ANC deputy president Cyril Ramaphosa said his call for action against striking Lonmin workers in Marikana last year and the subsequent death of 34 mineworkers were not linked.
In an interview with CNN on Tuesday, Ramaphosa said emails which emerged during a commission into the shooting, in which he called for "concomitant action" against the "criminal" strikers, were a separate issue.
"Basically all it boils down to is that prior to the killing of the 34 people by police guns, 10 people had died and some of them had died in the most brutal way," he told CNN host Christiane Amanpour.
"They had died in what I still see as a 'criminal' way... I was appealing to the authorities to take action to prevent further deaths."
He said that after he made that call, police decided the strike had to come to an end and "another situation unfolded".
"[The two situations] are de-linked because I was calling for peace. I was calling for the saving of lives. Then, the following day, it [the shooting] happened in the most horrendous way," Ramaphosa said.
"A long part of my life was spent serving mineworkers, and there is just no way that I could ever have said that mineworkers should be killed."
Ramaphosa was the first general secretary of the National Union of Mineworkers.
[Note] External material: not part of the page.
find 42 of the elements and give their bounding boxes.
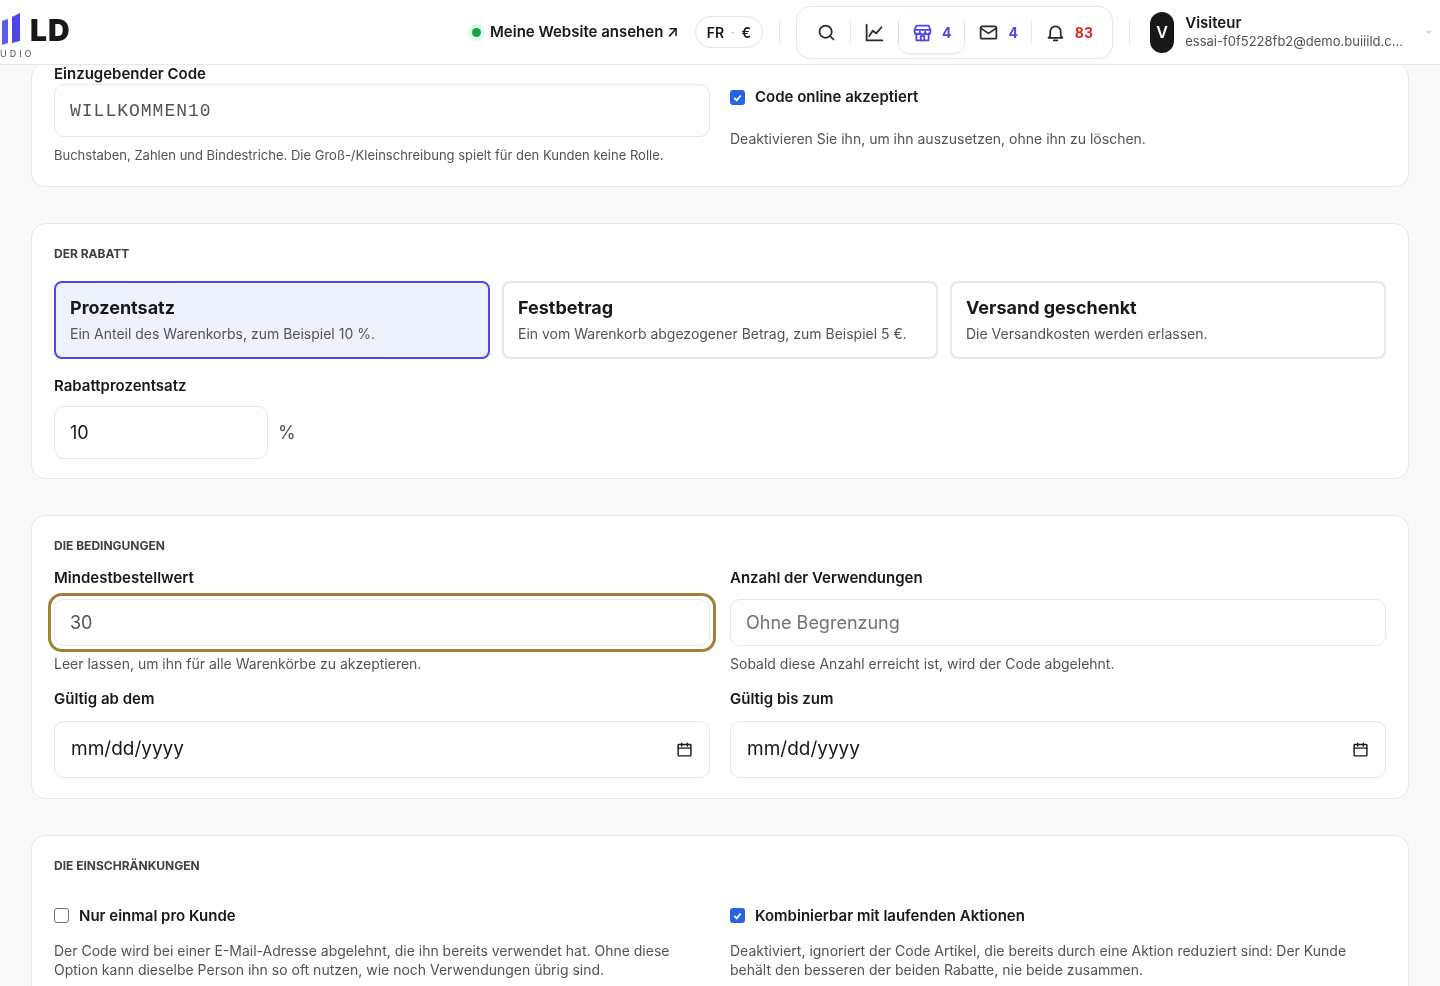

He said the African National Congress had achieved a lot for South Africa in the country's 18 years of democracy, but acknowledged that more needed to be done.
"The ANC has been the first to say that we have challenges: there are problems that we are facing and there are weaknesses within our structures," Ramaphosa said.
"We need to re-establish the moral compass of our organisation."
He said many South Africans perceived the ANC in a negative light, and this needed to change.
"The ANC has bared its own soul... and has admitted a lot of those [negative] things. Now that, to me, is indicative of a party that is quite ready to start a process of correcting quite a lot of those perceptions," Ramaphosa said,
"Perceptions, in life and in politics, can soon be a reality and we need to address them."
Ramaphosa said he was not thinking about succeeding President Jacob Zuma at the party's next elective conference.
"The party line in the ANC is that you are chosen, you never choose yourself. You never raise your arm. The people choose you," he said.
"I was minding my own business, and the people said 'we want you to come into this position' and I heeded that."
Ramaphosa was elected as deputy president of the ANC at the party's national conference in Mangaung (Bloemfontein) in December.
He said he was confident the ANC would win the general election in 2014, with Zuma as its leader.
"He is going to lead our party into the next election. He is going to be the face of our campaign and all of us, as members of the ANC, are going to rally behind him."
Ramaphosa said the ANC would wait for a report into the reported R200-million renovation of Zuma's private home in Nkandla, KwaZulu-Natal, before discussing the saga.
"Now, we are waiting for the results of that [investigation] and I think we should all wait and see what the outcome of that is."